2.3.2 Model-specific or Model-agnostic

This criterion is based on whether the interpretability method is designed for a specific model or a general model. The interpretation for intrinsic interpretable models is always model-specific. For instance, the interpretation of regression weights in a linear regression model is model-specific. The model-agnostic interpretability methods are usually post-hoc interpretability methods. For instance, the interpretation of a black-box model by LIME [7] is model-agnostic.

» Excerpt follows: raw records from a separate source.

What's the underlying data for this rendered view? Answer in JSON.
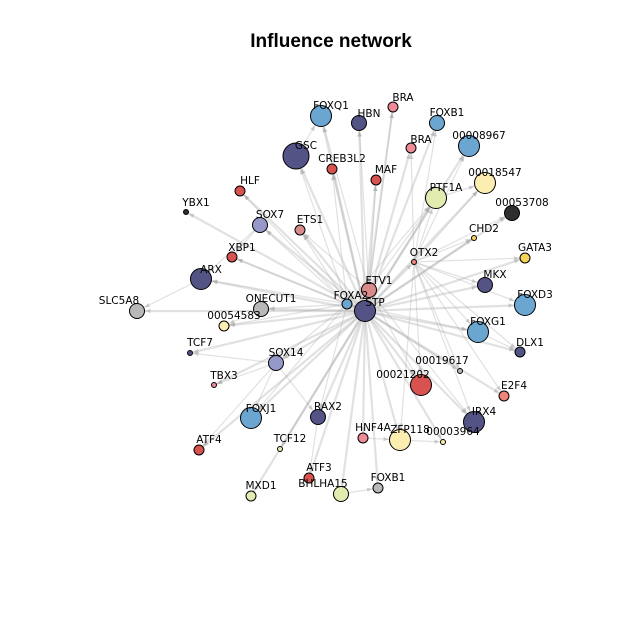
{
  "title": "Influence network",
  "colors": {
    "navy": "#545385",
    "blue": "#6ba6d1",
    "red": "#d8524f",
    "pink": "#ef8a97",
    "cream": "#fbeeb0",
    "lime": "#e3ecb0",
    "yellow": "#f6d45a",
    "grey": "#b8b8b8",
    "dark": "#2e2e2e",
    "lavender": "#9598c9",
    "salmon": "#f0847a",
    "rose": "#d98a8a",
    "edge": "#a9a9a9"
  },
  "nodes": [
    {
      "id": "STP",
      "label": "STP",
      "color": "navy",
      "size": 3
    },
    {
      "id": "FOXA2",
      "label": "FOXA2",
      "color": "blue",
      "size": 1
    },
    {
      "id": "ETV1",
      "label": "ETV1",
      "color": "rose",
      "size": 2
    },
    {
      "id": "OTX2",
      "label": "OTX2",
      "color": "salmon",
      "size": 0
    },
    {
      "id": "FOXQ1",
      "label": "FOXQ1",
      "color": "blue",
      "size": 3
    },
    {
      "id": "HBN",
      "label": "HBN",
      "color": "navy",
      "size": 2
    },
    {
      "id": "BRA1",
      "label": "BRA",
      "color": "pink",
      "size": 1
    },
    {
      "id": "FOXB1a",
      "label": "FOXB1",
      "color": "blue",
      "size": 2
    },
    {
      "id": "BRA2",
      "label": "BRA",
      "color": "pink",
      "size": 1
    },
    {
      "id": "n00008967",
      "label": "00008967",
      "color": "blue",
      "size": 3
    },
    {
      "id": "GSC",
      "label": "GSC",
      "color": "navy",
      "size": 4
    },
    {
      "id": "CREB3L2",
      "label": "CREB3L2",
      "color": "red",
      "size": 1
    },
    {
      "id": "MAF",
      "label": "MAF",
      "color": "red",
      "size": 1
    },
    {
      "id": "n00018547",
      "label": "00018547",
      "color": "cream",
      "size": 3
    },
    {
      "id": "PTF1A",
      "label": "PTF1A",
      "color": "lime",
      "size": 3
    },
    {
      "id": "n00053708",
      "label": "00053708",
      "color": "dark",
      "size": 2
    },
    {
      "id": "HLF",
      "label": "HLF",
      "color": "red",
      "size": 1
    },
    {
      "id": "YBX1",
      "label": "YBX1",
      "color": "dark",
      "size": 0
    },
    {
      "id": "SOX7",
      "label": "SOX7",
      "color": "lavender",
      "size": 2
    },
    {
      "id": "ETS1",
      "label": "ETS1",
      "color": "rose",
      "size": 1
    },
    {
      "id": "CHD2",
      "label": "CHD2",
      "color": "yellow",
      "size": 0
    },
    {
      "id": "GATA3",
      "label": "GATA3",
      "color": "yellow",
      "size": 1
    },
    {
      "id": "XBP1",
      "label": "XBP1",
      "color": "red",
      "size": 1
    },
    {
      "id": "ARX",
      "label": "ARX",
      "color": "navy",
      "size": 3
    },
    {
      "id": "MKX",
      "label": "MKX",
      "color": "navy",
      "size": 2
    },
    {
      "id": "FOXD3",
      "label": "FOXD3",
      "color": "blue",
      "size": 3
    },
    {
      "id": "SLC5A8",
      "label": "SLC5A8",
      "color": "grey",
      "size": 2
    },
    {
      "id": "ONECUT1",
      "label": "ONECUT1",
      "color": "grey",
      "size": 2
    },
    {
      "id": "n00054583",
      "label": "00054583",
      "color": "cream",
      "size": 1
    },
    {
      "id": "FOXG1",
      "label": "FOXG1",
      "color": "blue",
      "size": 3
    },
    {
      "id": "DLX1",
      "label": "DLX1",
      "color": "navy",
      "size": 1
    },
    {
      "id": "TCF7",
      "label": "TCF7",
      "color": "navy",
      "size": 0
    },
    {
      "id": "SOX14",
      "label": "SOX14",
      "color": "lavender",
      "size": 2
    },
    {
      "id": "n00019617",
      "label": "00019617",
      "color": "grey",
      "size": 0
    },
    {
      "id": "TBX3",
      "label": "TBX3",
      "color": "pink",
      "size": 0
    },
    {
      "id": "n00021202",
      "label": "00021202",
      "color": "red",
      "size": 3
    },
    {
      "id": "E2F4",
      "label": "E2F4",
      "color": "salmon",
      "size": 1
    },
    {
      "id": "FOXJ1",
      "label": "FOXJ1",
      "color": "blue",
      "size": 3
    },
    {
      "id": "RAX2",
      "label": "RAX2",
      "color": "navy",
      "size": 2
    },
    {
      "id": "IRX4",
      "label": "IRX4",
      "color": "navy",
      "size": 3
    },
    {
      "id": "ATF4",
      "label": "ATF4",
      "color": "red",
      "size": 1
    },
    {
      "id": "TCF12",
      "label": "TCF12",
      "color": "lime",
      "size": 0
    },
    {
      "id": "HNF4A",
      "label": "HNF4A",
      "color": "pink",
      "size": 1
    },
    {
      "id": "ZFP118",
      "label": "ZFP118",
      "color": "cream",
      "size": 3
    },
    {
      "id": "n00003964",
      "label": "00003964",
      "color": "cream",
      "size": 0
    },
    {
      "id": "ATF3",
      "label": "ATF3",
      "color": "red",
      "size": 1
    },
    {
      "id": "MXD1",
      "label": "MXD1",
      "color": "lime",
      "size": 1
    },
    {
      "id": "BHLHA15",
      "label": "BHLHA15",
      "color": "lime",
      "size": 2
    },
    {
      "id": "FOXB1b",
      "label": "FOXB1",
      "color": "grey",
      "size": 1
    }
  ],
  "edges": [
    [
      "STP",
      "FOXQ1"
    ],
    [
      "STP",
      "HBN"
    ],
    [
      "STP",
      "BRA1"
    ],
    [
      "STP",
      "FOXB1a"
    ],
    [
      "STP",
      "BRA2"
    ],
    [
      "STP",
      "n00008967"
    ],
    [
      "STP",
      "GSC"
    ],
    [
      "STP",
      "CREB3L2"
    ],
    [
      "STP",
      "MAF"
    ],
    [
      "STP",
      "n00018547"
    ],
    [
      "STP",
      "PTF1A"
    ],
    [
      "STP",
      "n00053708"
    ],
    [
      "STP",
      "HLF"
    ],
    [
      "STP",
      "YBX1"
    ],
    [
      "STP",
      "SOX7"
    ],
    [
      "STP",
      "ETS1"
    ],
    [
      "STP",
      "CHD2"
    ],
    [
      "STP",
      "GATA3"
    ],
    [
      "STP",
      "XBP1"
    ],
    [
      "STP",
      "ARX"
    ],
    [
      "STP",
      "MKX"
    ],
    [
      "STP",
      "FOXD3"
    ],
    [
      "STP",
      "SLC5A8"
    ],
    [
      "STP",
      "ONECUT1"
    ],
    [
      "STP",
      "n00054583"
    ],
    [
      "STP",
      "FOXG1"
    ],
    [
      "STP",
      "DLX1"
    ],
    [
      "STP",
      "TCF7"
    ],
    [
      "STP",
      "SOX14"
    ],
    [
      "STP",
      "n00019617"
    ],
    [
      "STP",
      "TBX3"
    ],
    [
      "STP",
      "n00021202"
    ],
    [
      "STP",
      "E2F4"
    ],
    [
      "STP",
      "FOXJ1"
    ],
    [
      "STP",
      "RAX2"
    ],
    [
      "STP",
      "IRX4"
    ],
    [
      "STP",
      "ATF4"
    ],
    [
      "STP",
      "TCF12"
    ],
    [
      "STP",
      "HNF4A"
    ],
    [
      "STP",
      "ZFP118"
    ],
    [
      "STP",
      "n00003964"
    ],
    [
      "STP",
      "ATF3"
    ],
    [
      "STP",
      "MXD1"
    ],
    [
      "STP",
      "BHLHA15"
    ],
    [
      "STP",
      "FOXB1b"
    ],
    [
      "STP",
      "OTX2"
    ],
    [
      "STP",
      "ETV1"
    ],
    [
      "STP",
      "FOXA2"
    ],
    [
      "FOXA2",
      "GSC"
    ],
    [
      "FOXA2",
      "SOX7"
    ],
    [
      "FOXA2",
      "ARX"
    ],
    [
      "FOXA2",
      "XBP1"
    ],
    [
      "FOXA2",
      "HLF"
    ],
    [
      "FOXA2",
      "ONECUT1"
    ],
    [
      "FOXA2",
      "SOX14"
    ],
    [
      "FOXA2",
      "FOXJ1"
    ],
    [
      "FOXA2",
      "RAX2"
    ],
    [
      "FOXA2",
      "PTF1A"
    ],
    [
      "FOXA2",
      "ETS1"
    ],
    [
      "FOXA2",
      "CREB3L2"
    ],
    [
      "FOXA2",
      "FOXG1"
    ],
    [
      "FOXA2",
      "n00054583"
    ],
    [
      "ETV1",
      "FOXQ1"
    ],
    [
      "ETV1",
      "BRA1"
    ],
    [
      "ETV1",
      "MAF"
    ],
    [
      "ETV1",
      "PTF1A"
    ],
    [
      "ETV1",
      "ETS1"
    ],
    [
      "ETV1",
      "HBN"
    ],
    [
      "ETV1",
      "n00021202"
    ],
    [
      "ETV1",
      "IRX4"
    ],
    [
      "OTX2",
      "BRA2"
    ],
    [
      "OTX2",
      "n00018547"
    ],
    [
      "OTX2",
      "n00053708"
    ],
    [
      "OTX2",
      "CHD2"
    ],
    [
      "OTX2",
      "GATA3"
    ],
    [
      "OTX2",
      "MKX"
    ],
    [
      "OTX2",
      "FOXD3"
    ],
    [
      "OTX2",
      "FOXG1"
    ],
    [
      "OTX2",
      "DLX1"
    ],
    [
      "OTX2",
      "n00021202"
    ],
    [
      "OTX2",
      "IRX4"
    ],
    [
      "OTX2",
      "ZFP118"
    ],
    [
      "OTX2",
      "n00019617"
    ],
    [
      "OTX2",
      "PTF1A"
    ],
    [
      "OTX2",
      "FOXB1a"
    ],
    [
      "OTX2",
      "n00008967"
    ],
    [
      "OTX2",
      "E2F4"
    ],
    [
      "SOX14",
      "FOXJ1"
    ],
    [
      "SOX14",
      "ATF4"
    ],
    [
      "SOX14",
      "TCF7"
    ],
    [
      "SOX14",
      "TBX3"
    ],
    [
      "SOX14",
      "RAX2"
    ],
    [
      "SOX7",
      "ARX"
    ],
    [
      "SOX7",
      "XBP1"
    ],
    [
      "ARX",
      "SLC5A8"
    ],
    [
      "ONECUT1",
      "n00054583"
    ],
    [
      "PTF1A",
      "n00018547"
    ],
    [
      "GSC",
      "FOXQ1"
    ],
    [
      "FOXG1",
      "DLX1"
    ],
    [
      "ZFP118",
      "n00003964"
    ],
    [
      "RAX2",
      "ATF3"
    ],
    [
      "HNF4A",
      "ZFP118"
    ],
    [
      "BHLHA15",
      "FOXB1b"
    ]
  ]
}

The model-agnostic model is unaware of the model’s internal structure and only uses the inputs and the model’s prediction results.

2.3.3 Local or Global

This criterion is based on whether the interpretability method is to explain an instance or the whole model. - Global on a Holistic Level: The interpretability method is to explain the whole model. For instance, the interpretability of a linear regression model is to explain the whole model by the regression weights. - Global on a Modular Level: The interpretability method is to explain the whole model by looking at part of the model. - Local for a Single Instance: The interpretability method is to explain a single instance. - Local for a Group of Instances: The interpretability method is to explain a group of instances. ### Result-based This criterion is based on the result of the interpretability method.

  • Feature Importance: the importance of each feature in the model’s prediction.
  • Model internals: the internal structure of the model.
  • Data points: this criterion is based on the data points (existent or newly created) that are used to explain the model.
    • Instance-based: the data points are the existent instances in the training dataset (e.g., a similar instance with the same output as the instance of interest) that are used to explain the model.
    • Counterfactual-based: the data points are the counterfactual instances (change some of the features and the outcomes changes) that are used to explain the model.

References

[7]
M. T. Ribeiro, S. Singh, and C. Guestrin, “" why should i trust you?" Explaining the predictions of any classifier,” in Proceedings of the 22nd ACM SIGKDD international conference on knowledge discovery and data mining, 2016, pp. 1135–1144.